"The interior minister has ordered the setting up of a commission of
enquiry to look into this matter," Major General Hussein Kamal, the deputy minister in charge of intelligence, told news agency AFP.
The move came after US Major General Joseph Peterson, in charge of training the Iraqi police, told the Chicago Tribune newspaper that 22 policemen, dressed in police commando uniforms, were arrested in late January in Baghdad as they took a Sunni away to be shot.
Death squads have also been responsible for many deaths in Iraq's main southern city of Basra, a British officer told AFP.
Major Alex Wilson said more than 140 killings had been carried out between November and January, many by "men masquerading as Iraqi policemen or members of the former Department of Internal Affairs of the interior ministry."
He added that this was double the number killed between May and November.
"We are doing our best to counter the death squads. We want to take them off the street," he said.
Those killed are believed to include tribal chiefs, members of minority communities and even criminals like oil smugglers.
He said "many of these killings can be called de-Baathification assassinations," a reference to reprisals against members of Saddam Hussein's former ruling Baath party.
Sunni Arab organisations have repeatedly accused rogue elements within the security forces of arresting and killing Sunnis who provide the backbone to the ongoing insurgency.
A spokesman for the Committee of Muslim Scholars, one of the main Sunni Arab organisations, told AFP the death squad discovery was not an isolated incident.
"It's not just one death squad. There are many," said the spokesman who declined to be named because of fear for his life.
"In the northern Baghdad district of Hurriyah alone, some 70 young men from our community have been killed by these units, and the overall toll figure is likely to be more than 1,000 and includes 20 imams (religious leaders)," the spokesman said.
The committee has repeatedly denounced such crimes and called on the United Nations to investigate the allegations, he said.
A US diplomat said that respect for human rights remained a top issue of concern for Washington.

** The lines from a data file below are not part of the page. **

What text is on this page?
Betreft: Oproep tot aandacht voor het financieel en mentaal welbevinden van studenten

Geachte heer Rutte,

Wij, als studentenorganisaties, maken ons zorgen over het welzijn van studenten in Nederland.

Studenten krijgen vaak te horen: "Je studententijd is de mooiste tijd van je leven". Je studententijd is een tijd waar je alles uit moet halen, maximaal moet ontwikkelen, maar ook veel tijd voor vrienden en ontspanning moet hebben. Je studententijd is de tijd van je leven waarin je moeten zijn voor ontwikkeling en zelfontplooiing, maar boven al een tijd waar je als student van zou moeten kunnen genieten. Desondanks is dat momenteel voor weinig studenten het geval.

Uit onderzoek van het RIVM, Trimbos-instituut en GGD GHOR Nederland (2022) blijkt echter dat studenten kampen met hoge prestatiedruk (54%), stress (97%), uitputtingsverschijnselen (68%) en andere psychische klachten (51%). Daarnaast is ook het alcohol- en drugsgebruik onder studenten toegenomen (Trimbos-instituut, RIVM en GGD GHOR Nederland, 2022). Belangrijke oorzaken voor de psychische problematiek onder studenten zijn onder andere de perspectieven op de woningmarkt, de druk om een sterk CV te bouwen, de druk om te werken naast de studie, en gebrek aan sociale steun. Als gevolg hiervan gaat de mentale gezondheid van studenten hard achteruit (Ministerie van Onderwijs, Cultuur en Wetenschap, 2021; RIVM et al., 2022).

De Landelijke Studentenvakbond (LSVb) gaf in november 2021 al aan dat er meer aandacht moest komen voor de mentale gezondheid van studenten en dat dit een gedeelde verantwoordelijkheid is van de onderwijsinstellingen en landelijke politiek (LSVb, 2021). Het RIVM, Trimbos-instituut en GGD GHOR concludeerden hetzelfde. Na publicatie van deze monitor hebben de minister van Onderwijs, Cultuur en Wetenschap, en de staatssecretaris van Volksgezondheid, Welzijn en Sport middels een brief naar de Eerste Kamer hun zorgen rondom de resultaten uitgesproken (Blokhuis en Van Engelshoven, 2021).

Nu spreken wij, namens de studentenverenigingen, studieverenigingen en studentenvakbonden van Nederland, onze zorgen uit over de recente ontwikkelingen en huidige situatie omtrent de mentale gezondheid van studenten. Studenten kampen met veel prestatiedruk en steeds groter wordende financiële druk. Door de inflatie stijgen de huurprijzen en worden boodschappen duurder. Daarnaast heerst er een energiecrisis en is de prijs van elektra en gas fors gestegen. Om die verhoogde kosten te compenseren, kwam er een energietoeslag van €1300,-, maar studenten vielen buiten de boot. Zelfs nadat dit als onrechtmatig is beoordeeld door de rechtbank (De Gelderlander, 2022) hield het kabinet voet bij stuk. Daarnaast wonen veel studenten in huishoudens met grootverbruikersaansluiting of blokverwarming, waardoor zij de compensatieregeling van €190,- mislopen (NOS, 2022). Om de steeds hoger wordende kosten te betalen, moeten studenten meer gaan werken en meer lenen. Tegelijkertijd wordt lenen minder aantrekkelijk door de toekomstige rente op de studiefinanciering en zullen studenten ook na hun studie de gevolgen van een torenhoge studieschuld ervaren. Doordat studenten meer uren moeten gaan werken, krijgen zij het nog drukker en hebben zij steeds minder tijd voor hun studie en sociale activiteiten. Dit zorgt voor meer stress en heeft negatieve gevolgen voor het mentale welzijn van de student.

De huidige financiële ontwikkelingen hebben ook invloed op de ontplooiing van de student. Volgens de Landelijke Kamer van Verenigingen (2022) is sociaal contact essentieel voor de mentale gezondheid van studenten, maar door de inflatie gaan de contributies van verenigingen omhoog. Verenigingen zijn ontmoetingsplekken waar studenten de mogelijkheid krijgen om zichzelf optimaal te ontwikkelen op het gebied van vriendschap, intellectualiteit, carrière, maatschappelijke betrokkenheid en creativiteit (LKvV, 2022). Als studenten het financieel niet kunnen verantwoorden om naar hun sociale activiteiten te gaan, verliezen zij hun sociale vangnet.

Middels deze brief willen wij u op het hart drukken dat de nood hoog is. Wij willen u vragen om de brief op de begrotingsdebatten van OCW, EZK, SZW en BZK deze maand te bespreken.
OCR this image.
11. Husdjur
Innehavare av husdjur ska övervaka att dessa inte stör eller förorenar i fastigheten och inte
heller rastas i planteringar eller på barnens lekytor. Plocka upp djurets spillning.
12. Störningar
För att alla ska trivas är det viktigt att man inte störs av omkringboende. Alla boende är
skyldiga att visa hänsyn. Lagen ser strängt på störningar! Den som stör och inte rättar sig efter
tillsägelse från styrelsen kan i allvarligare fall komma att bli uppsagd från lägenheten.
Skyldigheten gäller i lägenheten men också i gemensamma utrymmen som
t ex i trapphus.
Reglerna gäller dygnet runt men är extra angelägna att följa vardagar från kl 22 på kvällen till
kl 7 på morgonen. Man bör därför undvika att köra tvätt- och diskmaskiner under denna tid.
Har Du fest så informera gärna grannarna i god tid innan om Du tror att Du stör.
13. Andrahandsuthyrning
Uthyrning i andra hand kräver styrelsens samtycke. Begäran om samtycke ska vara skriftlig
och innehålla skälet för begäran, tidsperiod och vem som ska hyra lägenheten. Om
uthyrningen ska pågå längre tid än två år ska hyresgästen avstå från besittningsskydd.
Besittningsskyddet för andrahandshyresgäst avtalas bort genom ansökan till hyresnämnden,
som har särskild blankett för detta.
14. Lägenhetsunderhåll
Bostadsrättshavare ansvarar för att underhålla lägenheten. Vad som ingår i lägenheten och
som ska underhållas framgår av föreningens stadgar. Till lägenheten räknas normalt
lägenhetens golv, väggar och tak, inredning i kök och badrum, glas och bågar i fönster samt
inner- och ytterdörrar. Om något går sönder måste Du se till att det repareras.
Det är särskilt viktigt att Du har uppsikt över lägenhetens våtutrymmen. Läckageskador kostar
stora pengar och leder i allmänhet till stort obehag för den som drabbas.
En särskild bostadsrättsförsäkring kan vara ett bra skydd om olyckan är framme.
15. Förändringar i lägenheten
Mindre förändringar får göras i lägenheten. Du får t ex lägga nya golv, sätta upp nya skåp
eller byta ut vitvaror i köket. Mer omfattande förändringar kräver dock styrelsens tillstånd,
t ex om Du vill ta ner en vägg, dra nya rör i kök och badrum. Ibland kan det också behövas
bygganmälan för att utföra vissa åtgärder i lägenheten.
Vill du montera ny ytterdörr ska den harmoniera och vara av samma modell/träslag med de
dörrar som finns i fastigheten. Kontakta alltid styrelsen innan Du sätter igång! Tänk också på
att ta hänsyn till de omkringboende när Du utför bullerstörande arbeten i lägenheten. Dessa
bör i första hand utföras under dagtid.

"Human rights is at the top of our list when we engage with Iraqis at all levels, particularly with ministries associated with security," he said.
US Ambassador Zalmay Khalilzad said in an article published Sunday by the Los Angeles Times that the new Iraqi government, currently being formed after December general elections, needed to inspire the confidence of all sections of the Iraqi community.
"Elected leaders need to govern from the centre, not the ideological extremes.
"This is particularly true in the security area, where the new government must continue increasing the capability of Iraqi security forces while ensuring that defense and interior ministry officials are chosen on the basis of competence, not ethnic or sectarian background," the ambassador said.
He also pointed to the need for the government to start demobilizing factional militias set up by different groups across the country.
Major General Peterson suggested that the policemen arrested owed their allegiance to the Badr Organisation, a militia loyal to the Shiite Supreme Council for the Islamic Revolution in Iraq.
"There is no denying that there are militia forces present in Iraq ... Some of those militia forces have indeed integrated with the Iraqi security forces and that's what happened in that incident," US spokesman Major General Rick Lynch told reporters Thursday.
The discovery of the alleged death squad came by chance when the policemen, who had been stopped at an Iraqi army checkpoint, readily admitted they were taking a prisoner away to shoot him, Major General Peterson said.
In an interview with AFP last month, Mr Peterson had said the interior
ministry was taking action to address problems of abuse.
"The minister has fired four brigade commanders in the special police
because of the amount of reports of abuse occurring in their units," he said.